Last night, as my friends and I were discussing bearing one anothers’ burdens and working up the nerve to really share what our burdens are, it occurred to me that we spend a lot of time looking for how we’re different. While, in reality, there’s a lot more to find that is the same about us. All six of us sat scattered about the room, eyes fixed on distant walls, avoiding eye contact, thinking. It doesn’t bother me (yet) that we don’t bare our wounds to one another with ease. It doesn’t bother me (yet) that we haven’t stripped off our masks and asked for help with the burdens that are burying us alive sometimes. And I say ‘yet’ because I know we are moving toward this. We are finding out that our similarities are more important than our differences and in that truth, we are finding the comfort that will allow us to speak up, make eye contact and carry, collectively, the weights we heft. And yet, I say ‘yet’ also because if we fail to reach that degree of vulnerability, then I will be bothered that our masked stay fastened.
Because we are more similar than different. And we’re all fed up, f’ed up, etc. Every single person is broken, even those that don’t know they are. What if that thing that props them up and makes them feel complete should fail?
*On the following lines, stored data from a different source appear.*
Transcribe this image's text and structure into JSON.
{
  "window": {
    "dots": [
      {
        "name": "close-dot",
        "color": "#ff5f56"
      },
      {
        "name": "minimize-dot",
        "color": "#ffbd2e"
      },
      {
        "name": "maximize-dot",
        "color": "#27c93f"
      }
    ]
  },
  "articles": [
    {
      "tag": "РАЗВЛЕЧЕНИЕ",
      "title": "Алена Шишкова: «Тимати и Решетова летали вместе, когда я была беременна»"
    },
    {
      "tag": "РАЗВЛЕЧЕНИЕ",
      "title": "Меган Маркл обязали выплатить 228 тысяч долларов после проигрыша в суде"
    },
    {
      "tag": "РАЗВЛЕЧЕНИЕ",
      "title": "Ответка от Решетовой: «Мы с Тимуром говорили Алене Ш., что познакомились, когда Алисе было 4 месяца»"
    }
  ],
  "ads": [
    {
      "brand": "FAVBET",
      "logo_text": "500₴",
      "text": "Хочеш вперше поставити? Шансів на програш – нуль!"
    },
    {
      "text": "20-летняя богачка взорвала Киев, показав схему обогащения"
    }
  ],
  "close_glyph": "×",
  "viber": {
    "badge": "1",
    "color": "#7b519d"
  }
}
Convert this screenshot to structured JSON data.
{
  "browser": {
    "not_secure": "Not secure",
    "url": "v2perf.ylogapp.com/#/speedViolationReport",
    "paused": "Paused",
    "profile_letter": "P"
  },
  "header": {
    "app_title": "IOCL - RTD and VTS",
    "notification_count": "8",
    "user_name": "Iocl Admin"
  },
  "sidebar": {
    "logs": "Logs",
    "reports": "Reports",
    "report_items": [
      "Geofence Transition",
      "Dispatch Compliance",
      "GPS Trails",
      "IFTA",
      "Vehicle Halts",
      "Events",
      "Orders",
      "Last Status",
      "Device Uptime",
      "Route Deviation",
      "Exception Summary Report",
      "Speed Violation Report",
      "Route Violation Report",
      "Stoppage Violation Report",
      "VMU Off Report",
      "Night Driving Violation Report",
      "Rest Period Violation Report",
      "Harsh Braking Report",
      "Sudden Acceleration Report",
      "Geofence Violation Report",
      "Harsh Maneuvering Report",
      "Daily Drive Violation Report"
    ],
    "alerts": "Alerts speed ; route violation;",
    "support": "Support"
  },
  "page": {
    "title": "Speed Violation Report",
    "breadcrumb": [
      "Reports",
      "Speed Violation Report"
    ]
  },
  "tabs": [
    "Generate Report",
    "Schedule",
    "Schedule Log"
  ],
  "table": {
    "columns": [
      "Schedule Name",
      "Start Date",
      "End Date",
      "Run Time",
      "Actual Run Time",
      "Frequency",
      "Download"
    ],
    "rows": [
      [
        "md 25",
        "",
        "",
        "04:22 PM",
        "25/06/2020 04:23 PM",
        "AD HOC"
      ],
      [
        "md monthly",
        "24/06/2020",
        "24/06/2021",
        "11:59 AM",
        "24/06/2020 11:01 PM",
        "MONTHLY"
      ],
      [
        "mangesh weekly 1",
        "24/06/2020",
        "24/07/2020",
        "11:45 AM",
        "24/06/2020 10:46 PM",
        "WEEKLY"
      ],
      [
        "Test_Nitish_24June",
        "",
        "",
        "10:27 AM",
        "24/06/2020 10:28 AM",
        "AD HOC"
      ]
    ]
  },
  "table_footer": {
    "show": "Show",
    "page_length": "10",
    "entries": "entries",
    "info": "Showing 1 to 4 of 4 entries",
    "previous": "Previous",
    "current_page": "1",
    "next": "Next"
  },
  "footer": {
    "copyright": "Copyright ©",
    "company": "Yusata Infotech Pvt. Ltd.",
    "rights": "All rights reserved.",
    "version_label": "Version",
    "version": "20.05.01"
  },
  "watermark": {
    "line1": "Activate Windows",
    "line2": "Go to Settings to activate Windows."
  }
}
So, why aren’t we spending more time finding common ground? As Americans, we’ve all grown up holding words like independent and unique on a pedestal while words with similar meanings like foreign, minority, freak, and outsider are laced with negative connotation. How much pain and hate has been the profits of endeavoring to find and magnify our differences? Racism, misogyny, Classism, Xenophobia? I wonder how many of us are more content to be leery of our neighbors based on something as temporal as a political bumper sticker that to try to find similarities.
And what would happen if we started to view the people around us as more similar to us than different? Would we have more compassion on them? I think we probably would. This is the concept behind loving your neighbor as yourself. You wouldn’t subject yourself to hate or pain. You wouldn’t want yourself to go through life feeling outcast. You wouldn’t want yourself to be written off completely based on a single opinion. You want to feel loved and wanted. You want to feel a part of something.
I want to stop thinking about myself as different and start thinking about myself as the same. I was to stop thinking about how different you are than me and start finding the ways we’re the same, and in that, I want to start being real with you. I want you to share in my brokenness and my victories, and I want to share in yours.